Aldi Specially Selected Kenyan Coffee





This is a very bright yet robust coffee. Coming to it from a few days of Columbia I find it somewhat crude and sludgy, though certainly not lacking in impact. It's not a coffee I could see myself drinking a lot of in one go. One mug is enough. I prefer a little more variety in my coffee, though recognise the contrast between the vibrant acidity and the depth of the sludge.

Great packet image.

The coffee was roasted and blended in Ireland by an unnamed company. Possibly Bailies Coffee, but possibly not.





Date:  July 2016    Score: 3 







A more colourful but less interesting packet. Coffee is still a a little too one-dimensional, crude and sludgy for me. I'll mess around with it for a bit, but this may be a coffee that is best drunk with lashings of cream and sugar.


Date: Jan 2017   Score: 3


Aldi tea and coffee


Friday, 8 July 2016

Naber Kaffee Mocca






A proper pukka Vienna coffee: roasted by a Viennese coffee company (Naber Kaffee) to a traditional Viennese roast, and purchased in Vienna. Vienna was one of the early places in Europe where coffee was drunk. Venice, England, and Paris had already established coffeehouses, but it appears few other places outside of North Africa and the Middle East had been introduced to coffee. Following the decisive Battle of Vienna in 1683, the defeated Turks left behind their stores of coffee beans which, according to tradition, were given to Jerzy Franciszek Kulczycki who set up a coffeehouse in Vienna. In 1980 a historian questioned the tradition, and put forward evidence that the first Viennese coffeehouse (The Blue Bottle Coffee House) was founded in 1703 by an Armenian, Isaac de Luca, and that many of the stories attributed to Kulczycki were invented by Gottfried Uhlich in 1783. I like the Battle of Vienna story, and so did the Viennese who put up numerous statues to Kulczycki, and held an annual festival in his honour. Seems this has now stopped.

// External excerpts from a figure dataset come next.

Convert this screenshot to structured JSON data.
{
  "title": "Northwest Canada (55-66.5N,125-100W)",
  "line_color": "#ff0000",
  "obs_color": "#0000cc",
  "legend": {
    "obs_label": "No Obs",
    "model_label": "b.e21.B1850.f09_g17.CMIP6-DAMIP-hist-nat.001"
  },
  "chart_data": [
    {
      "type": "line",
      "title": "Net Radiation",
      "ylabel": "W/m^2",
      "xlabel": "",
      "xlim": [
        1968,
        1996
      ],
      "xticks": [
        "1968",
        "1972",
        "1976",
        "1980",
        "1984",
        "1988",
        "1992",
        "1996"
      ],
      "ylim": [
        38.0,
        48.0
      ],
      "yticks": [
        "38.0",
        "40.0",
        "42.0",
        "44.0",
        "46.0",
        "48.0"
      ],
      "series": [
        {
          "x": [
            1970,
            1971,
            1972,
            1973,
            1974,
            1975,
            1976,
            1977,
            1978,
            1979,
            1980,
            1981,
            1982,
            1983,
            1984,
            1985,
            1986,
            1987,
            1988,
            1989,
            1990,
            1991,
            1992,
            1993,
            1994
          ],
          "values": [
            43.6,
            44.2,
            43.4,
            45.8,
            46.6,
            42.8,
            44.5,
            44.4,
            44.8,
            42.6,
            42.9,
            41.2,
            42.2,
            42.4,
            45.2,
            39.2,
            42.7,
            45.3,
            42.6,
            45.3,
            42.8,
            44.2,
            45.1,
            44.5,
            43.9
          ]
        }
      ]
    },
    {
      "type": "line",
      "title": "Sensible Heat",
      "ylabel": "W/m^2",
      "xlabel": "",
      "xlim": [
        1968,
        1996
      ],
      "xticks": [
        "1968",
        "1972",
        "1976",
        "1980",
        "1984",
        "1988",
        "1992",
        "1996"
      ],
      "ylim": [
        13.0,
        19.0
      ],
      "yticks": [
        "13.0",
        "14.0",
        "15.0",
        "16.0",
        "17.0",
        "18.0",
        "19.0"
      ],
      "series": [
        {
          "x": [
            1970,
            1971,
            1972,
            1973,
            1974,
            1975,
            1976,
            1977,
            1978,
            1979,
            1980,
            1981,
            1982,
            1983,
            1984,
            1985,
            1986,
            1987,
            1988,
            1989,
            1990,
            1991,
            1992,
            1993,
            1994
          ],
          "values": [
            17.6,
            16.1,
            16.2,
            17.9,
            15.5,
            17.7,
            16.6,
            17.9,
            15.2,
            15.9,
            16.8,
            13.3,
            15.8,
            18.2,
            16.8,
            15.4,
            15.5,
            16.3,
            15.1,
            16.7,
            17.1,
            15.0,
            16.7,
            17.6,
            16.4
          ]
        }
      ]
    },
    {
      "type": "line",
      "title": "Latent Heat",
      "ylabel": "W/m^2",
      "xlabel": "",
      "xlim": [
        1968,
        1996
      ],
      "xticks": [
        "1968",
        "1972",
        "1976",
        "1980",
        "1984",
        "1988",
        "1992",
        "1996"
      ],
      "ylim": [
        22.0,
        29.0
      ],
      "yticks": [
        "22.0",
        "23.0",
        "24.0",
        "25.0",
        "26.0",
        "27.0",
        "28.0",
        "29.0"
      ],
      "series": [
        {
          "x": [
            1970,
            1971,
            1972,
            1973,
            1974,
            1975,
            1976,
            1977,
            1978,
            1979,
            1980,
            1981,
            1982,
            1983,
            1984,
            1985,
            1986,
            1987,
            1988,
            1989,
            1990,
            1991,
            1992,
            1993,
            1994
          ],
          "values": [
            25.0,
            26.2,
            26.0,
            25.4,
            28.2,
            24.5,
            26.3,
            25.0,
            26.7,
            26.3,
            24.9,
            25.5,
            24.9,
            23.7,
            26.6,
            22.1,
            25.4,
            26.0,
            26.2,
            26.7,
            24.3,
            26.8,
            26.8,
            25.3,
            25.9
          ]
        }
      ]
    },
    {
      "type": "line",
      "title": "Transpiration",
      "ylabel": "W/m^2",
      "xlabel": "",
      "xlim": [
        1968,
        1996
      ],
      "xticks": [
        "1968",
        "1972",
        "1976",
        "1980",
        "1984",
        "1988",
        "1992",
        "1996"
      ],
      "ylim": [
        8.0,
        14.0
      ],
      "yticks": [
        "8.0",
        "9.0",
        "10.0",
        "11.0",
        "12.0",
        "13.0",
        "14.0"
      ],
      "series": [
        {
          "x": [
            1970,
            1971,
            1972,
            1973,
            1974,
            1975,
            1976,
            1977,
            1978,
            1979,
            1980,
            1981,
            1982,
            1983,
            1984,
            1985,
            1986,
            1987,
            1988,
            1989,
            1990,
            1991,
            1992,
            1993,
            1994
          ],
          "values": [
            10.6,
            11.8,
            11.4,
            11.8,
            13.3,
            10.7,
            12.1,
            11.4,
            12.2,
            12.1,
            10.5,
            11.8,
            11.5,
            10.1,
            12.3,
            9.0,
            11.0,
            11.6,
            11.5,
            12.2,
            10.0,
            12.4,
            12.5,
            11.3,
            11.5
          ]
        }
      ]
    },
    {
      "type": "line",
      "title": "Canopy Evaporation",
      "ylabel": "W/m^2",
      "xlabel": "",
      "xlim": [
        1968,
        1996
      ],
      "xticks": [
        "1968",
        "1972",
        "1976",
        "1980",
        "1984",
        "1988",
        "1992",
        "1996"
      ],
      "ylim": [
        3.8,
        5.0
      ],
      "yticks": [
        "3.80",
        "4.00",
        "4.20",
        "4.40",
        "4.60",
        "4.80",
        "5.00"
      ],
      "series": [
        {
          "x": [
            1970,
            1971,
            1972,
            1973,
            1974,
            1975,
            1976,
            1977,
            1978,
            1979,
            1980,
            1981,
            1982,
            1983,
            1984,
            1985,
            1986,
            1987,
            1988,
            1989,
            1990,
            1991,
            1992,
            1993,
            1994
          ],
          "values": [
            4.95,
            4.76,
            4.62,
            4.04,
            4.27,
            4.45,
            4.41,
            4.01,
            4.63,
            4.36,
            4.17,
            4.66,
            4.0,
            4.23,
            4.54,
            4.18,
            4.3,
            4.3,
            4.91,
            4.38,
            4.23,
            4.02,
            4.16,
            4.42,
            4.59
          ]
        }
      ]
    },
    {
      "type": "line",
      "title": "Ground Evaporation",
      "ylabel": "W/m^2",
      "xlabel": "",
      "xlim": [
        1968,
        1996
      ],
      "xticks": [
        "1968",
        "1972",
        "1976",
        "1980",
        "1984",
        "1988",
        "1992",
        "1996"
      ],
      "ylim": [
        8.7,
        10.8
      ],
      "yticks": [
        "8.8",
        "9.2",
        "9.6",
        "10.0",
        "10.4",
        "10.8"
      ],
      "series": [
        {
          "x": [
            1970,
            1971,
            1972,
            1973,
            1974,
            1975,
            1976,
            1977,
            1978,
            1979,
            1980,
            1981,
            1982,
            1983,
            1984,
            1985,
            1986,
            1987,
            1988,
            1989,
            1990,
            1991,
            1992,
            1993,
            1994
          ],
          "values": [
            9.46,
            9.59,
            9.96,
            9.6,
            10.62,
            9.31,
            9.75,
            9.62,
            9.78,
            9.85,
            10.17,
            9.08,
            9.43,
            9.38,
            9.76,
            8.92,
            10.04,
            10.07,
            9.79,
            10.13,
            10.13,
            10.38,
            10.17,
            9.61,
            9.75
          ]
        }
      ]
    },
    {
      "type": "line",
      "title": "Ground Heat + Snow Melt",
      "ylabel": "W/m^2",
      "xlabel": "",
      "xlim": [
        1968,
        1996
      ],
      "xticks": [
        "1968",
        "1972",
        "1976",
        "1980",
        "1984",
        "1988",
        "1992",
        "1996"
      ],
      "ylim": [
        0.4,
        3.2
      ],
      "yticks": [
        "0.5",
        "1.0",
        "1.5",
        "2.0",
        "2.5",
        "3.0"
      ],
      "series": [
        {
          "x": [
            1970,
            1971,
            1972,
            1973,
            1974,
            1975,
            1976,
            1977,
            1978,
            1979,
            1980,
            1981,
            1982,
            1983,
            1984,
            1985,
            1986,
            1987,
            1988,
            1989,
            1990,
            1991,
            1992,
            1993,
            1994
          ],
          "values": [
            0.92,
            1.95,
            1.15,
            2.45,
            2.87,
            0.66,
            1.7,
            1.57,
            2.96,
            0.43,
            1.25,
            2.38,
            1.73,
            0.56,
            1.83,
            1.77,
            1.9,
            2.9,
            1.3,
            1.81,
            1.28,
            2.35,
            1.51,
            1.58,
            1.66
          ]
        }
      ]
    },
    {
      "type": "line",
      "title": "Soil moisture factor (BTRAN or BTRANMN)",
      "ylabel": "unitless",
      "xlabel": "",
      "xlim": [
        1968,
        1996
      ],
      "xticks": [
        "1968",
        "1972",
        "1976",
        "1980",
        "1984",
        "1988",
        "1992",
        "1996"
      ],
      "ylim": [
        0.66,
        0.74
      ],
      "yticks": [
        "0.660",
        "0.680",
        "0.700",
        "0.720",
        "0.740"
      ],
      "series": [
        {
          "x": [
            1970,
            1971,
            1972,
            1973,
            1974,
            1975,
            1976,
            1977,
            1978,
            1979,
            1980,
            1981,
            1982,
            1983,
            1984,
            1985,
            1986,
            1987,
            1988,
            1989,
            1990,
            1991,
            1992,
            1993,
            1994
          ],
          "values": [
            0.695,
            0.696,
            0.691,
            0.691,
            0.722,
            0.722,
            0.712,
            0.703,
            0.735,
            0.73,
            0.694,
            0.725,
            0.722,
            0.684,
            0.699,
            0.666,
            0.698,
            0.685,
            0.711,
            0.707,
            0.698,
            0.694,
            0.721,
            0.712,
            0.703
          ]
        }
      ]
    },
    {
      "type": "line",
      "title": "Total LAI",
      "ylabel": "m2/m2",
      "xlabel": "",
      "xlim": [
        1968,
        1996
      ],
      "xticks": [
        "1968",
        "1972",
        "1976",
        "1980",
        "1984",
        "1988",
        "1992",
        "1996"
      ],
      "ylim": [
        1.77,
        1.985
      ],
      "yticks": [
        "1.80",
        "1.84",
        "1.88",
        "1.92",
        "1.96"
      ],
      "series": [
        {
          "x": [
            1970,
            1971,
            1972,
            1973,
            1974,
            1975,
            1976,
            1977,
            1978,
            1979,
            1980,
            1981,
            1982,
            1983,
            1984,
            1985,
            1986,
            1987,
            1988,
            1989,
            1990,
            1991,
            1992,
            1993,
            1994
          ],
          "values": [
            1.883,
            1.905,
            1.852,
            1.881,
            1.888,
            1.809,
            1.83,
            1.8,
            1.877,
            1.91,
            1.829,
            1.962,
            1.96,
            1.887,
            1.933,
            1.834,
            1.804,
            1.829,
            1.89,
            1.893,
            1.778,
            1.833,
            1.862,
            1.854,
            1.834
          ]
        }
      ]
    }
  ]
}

Anyway, the coffee? Well, it's drinkable, but unremarkable. It's more roast than coffee, with no acidity and no character. Any cheap dark roast would taste similar. The "Mocca" name is probably a reference to Mocha, in Yemen, where coffee was first marketed, and was the gateway to coffee for hundreds of years. The company website says: "This mixture is very firm and aromatic, for coffee connoisseurs who love the strong espresso." Essentially it is a blend of cheap coffee beans so dark roasted it doesn't matter what their origin.